Cuando volvimos al vestíbulo, Ethan sentó a Margaret en el sofá. Le puso una mano reconfortante en el hombro, pero su expresión era tensa.
«Es culpa mía», dijo Margaret de repente, abrazándose a sí misma.
«Ese día… le di una bofetada. Le grité. Le dije que era egoísta e ingrata. Yo… nunca antes había pegado a mi hija. Estaba tan… enfadada».
Su voz se quebró y se disolvió en un sollozo entrecortado.

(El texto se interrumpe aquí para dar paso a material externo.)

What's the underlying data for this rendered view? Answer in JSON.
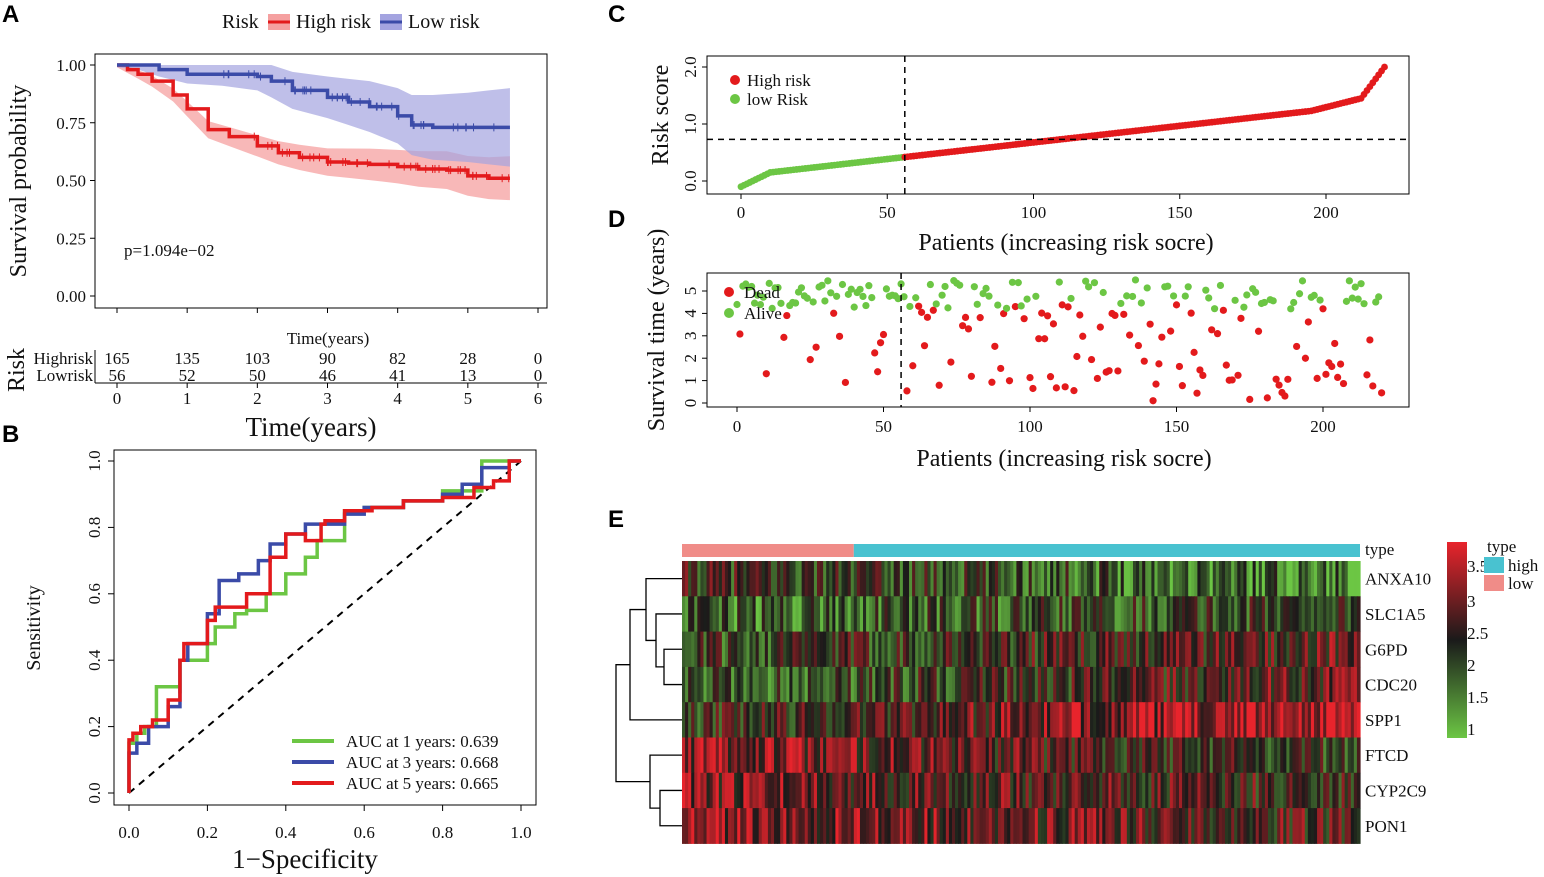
{
  "panels": {
    "a": {
      "label": "A"
    },
    "b": {
      "label": "B"
    },
    "c": {
      "label": "C"
    },
    "d": {
      "label": "D"
    },
    "e": {
      "label": "E"
    }
  },
  "colors": {
    "high": "#e31a1c",
    "low": "#3b4ba8",
    "green": "#6cc644",
    "cyan": "#49c2d0",
    "salmon": "#f08c88"
  },
  "chart_data": [
    {
      "id": "km",
      "type": "line",
      "title": "",
      "legend_title": "Risk",
      "legend": [
        "High risk",
        "Low risk"
      ],
      "xlabel": "Time(years)",
      "ylabel": "Survival probability",
      "xlim": [
        0,
        6
      ],
      "ylim": [
        0,
        1
      ],
      "yticks": [
        "0.00",
        "0.25",
        "0.50",
        "0.75",
        "1.00"
      ],
      "xticks": [
        "0",
        "1",
        "2",
        "3",
        "4",
        "5",
        "6"
      ],
      "pvalue": "p=1.094e−02",
      "series": [
        {
          "name": "High risk",
          "x": [
            0,
            0.15,
            0.3,
            0.5,
            0.8,
            1.0,
            1.3,
            1.6,
            2.0,
            2.3,
            2.6,
            3.0,
            3.3,
            3.6,
            4.0,
            4.3,
            4.7,
            5.0,
            5.3,
            5.6
          ],
          "y": [
            1.0,
            0.98,
            0.96,
            0.93,
            0.87,
            0.81,
            0.72,
            0.69,
            0.65,
            0.62,
            0.6,
            0.58,
            0.575,
            0.57,
            0.56,
            0.55,
            0.545,
            0.52,
            0.51,
            0.51
          ]
        },
        {
          "name": "Low risk",
          "x": [
            0,
            0.3,
            0.6,
            1.0,
            1.5,
            2.0,
            2.2,
            2.5,
            3.0,
            3.3,
            3.6,
            4.0,
            4.2,
            4.5,
            5.0,
            5.3,
            5.6
          ],
          "y": [
            1.0,
            1.0,
            0.98,
            0.96,
            0.96,
            0.95,
            0.93,
            0.89,
            0.86,
            0.84,
            0.82,
            0.78,
            0.74,
            0.73,
            0.73,
            0.73,
            0.73
          ]
        }
      ],
      "risk_table": {
        "title": "Risk",
        "xlabel": "Time(years)",
        "rows": [
          {
            "label": "Highrisk",
            "values": [
              "165",
              "135",
              "103",
              "90",
              "82",
              "28",
              "0"
            ]
          },
          {
            "label": "Lowrisk",
            "values": [
              "56",
              "52",
              "50",
              "46",
              "41",
              "13",
              "0"
            ]
          }
        ],
        "xlabel2": "Time(years)"
      }
    },
    {
      "id": "roc",
      "type": "line",
      "xlabel": "1−Specificity",
      "ylabel": "Sensitivity",
      "xlim": [
        0,
        1
      ],
      "ylim": [
        0,
        1
      ],
      "xticks": [
        "0.0",
        "0.2",
        "0.4",
        "0.6",
        "0.8",
        "1.0"
      ],
      "yticks": [
        "0.0",
        "0.2",
        "0.4",
        "0.6",
        "0.8",
        "1.0"
      ],
      "series": [
        {
          "name": "AUC at 1 years: 0.639",
          "color": "#6cc644",
          "x": [
            0,
            0.02,
            0.04,
            0.07,
            0.07,
            0.13,
            0.13,
            0.2,
            0.22,
            0.27,
            0.3,
            0.35,
            0.4,
            0.45,
            0.48,
            0.55,
            0.6,
            0.7,
            0.8,
            0.9,
            1.0
          ],
          "y": [
            0,
            0.15,
            0.18,
            0.2,
            0.32,
            0.32,
            0.3,
            0.4,
            0.45,
            0.5,
            0.54,
            0.55,
            0.6,
            0.66,
            0.71,
            0.76,
            0.85,
            0.86,
            0.88,
            0.91,
            1.0
          ]
        },
        {
          "name": "AUC at 3 years: 0.668",
          "color": "#3b4ba8",
          "x": [
            0,
            0.02,
            0.05,
            0.1,
            0.13,
            0.15,
            0.2,
            0.23,
            0.28,
            0.33,
            0.36,
            0.4,
            0.45,
            0.55,
            0.6,
            0.7,
            0.8,
            0.85,
            0.9,
            0.97,
            1.0
          ],
          "y": [
            0,
            0.12,
            0.15,
            0.2,
            0.26,
            0.4,
            0.45,
            0.54,
            0.64,
            0.66,
            0.7,
            0.75,
            0.78,
            0.81,
            0.84,
            0.86,
            0.88,
            0.9,
            0.93,
            0.98,
            1.0
          ]
        },
        {
          "name": "AUC at 5 years: 0.665",
          "color": "#e31a1c",
          "x": [
            0,
            0.01,
            0.03,
            0.06,
            0.1,
            0.13,
            0.14,
            0.2,
            0.22,
            0.3,
            0.36,
            0.4,
            0.45,
            0.49,
            0.5,
            0.55,
            0.62,
            0.7,
            0.8,
            0.88,
            0.93,
            0.97,
            1.0
          ],
          "y": [
            0,
            0.16,
            0.18,
            0.2,
            0.22,
            0.28,
            0.4,
            0.45,
            0.52,
            0.56,
            0.6,
            0.71,
            0.78,
            0.76,
            0.81,
            0.82,
            0.85,
            0.86,
            0.88,
            0.89,
            0.92,
            0.94,
            1.0
          ]
        }
      ]
    },
    {
      "id": "risk",
      "type": "scatter",
      "xlabel": "Patients (increasing risk socre)",
      "ylabel": "Risk score",
      "xlim": [
        -7,
        228
      ],
      "ylim": [
        -0.15,
        2.15
      ],
      "xticks": [
        "0",
        "50",
        "100",
        "150",
        "200"
      ],
      "yticks": [
        "0.0",
        "1.0",
        "2.0"
      ],
      "cutoff_x": 56,
      "cutoff_y": 0.73,
      "n": 221,
      "legend": [
        "High risk",
        "low Risk"
      ]
    },
    {
      "id": "surv",
      "type": "scatter",
      "xlabel": "Patients (increasing risk socre)",
      "ylabel": "Survival time (years)",
      "xlim": [
        -7,
        228
      ],
      "ylim": [
        -0.1,
        5.7
      ],
      "xticks": [
        "0",
        "50",
        "100",
        "150",
        "200"
      ],
      "yticks": [
        "0",
        "1",
        "2",
        "3",
        "4",
        "5"
      ],
      "cutoff_x": 56,
      "legend": [
        "Dead",
        "Alive"
      ]
    },
    {
      "id": "heatmap",
      "type": "heatmap",
      "genes": [
        "ANXA10",
        "SLC1A5",
        "G6PD",
        "CDC20",
        "SPP1",
        "FTCD",
        "CYP2C9",
        "PON1"
      ],
      "annotation_label": "type",
      "legend_title": "type",
      "legend_types": [
        "high",
        "low"
      ],
      "color_scale_ticks": [
        "3.5",
        "3",
        "2.5",
        "2",
        "1.5",
        "1"
      ],
      "n_low": 56,
      "n_high": 165
    }
  ]
}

Ethan se agachó y le desenredó los brazos con delicadeza, tomando sus manos temblorosas entre las suyas. «No, mamá. La culpa es mía. Soy su hermano mayor, debería haber hecho más. Debería haberme dado cuenta de lo mal que estaba. Debería haberla protegido».
Me quedé apartado, observándolos desmoronarse. Sus voces se difuminaron en el ruido de fondo. La culpa que se arremolinaba entre ellos parecía contagiosa, espesando el aire. La verdad pesaba en mi pecho.
Margaret podría haberla golpeado. Ethan podría haberla descuidado. Pero la gota que colmó el vaso fui yo. La ruptura fue el catalizador. Yo había destrozado la ilusión de control de Celeste, había hecho añicos sus sueños de convertirse en mi Luna y, muy probablemente, la había empujado al precipicio.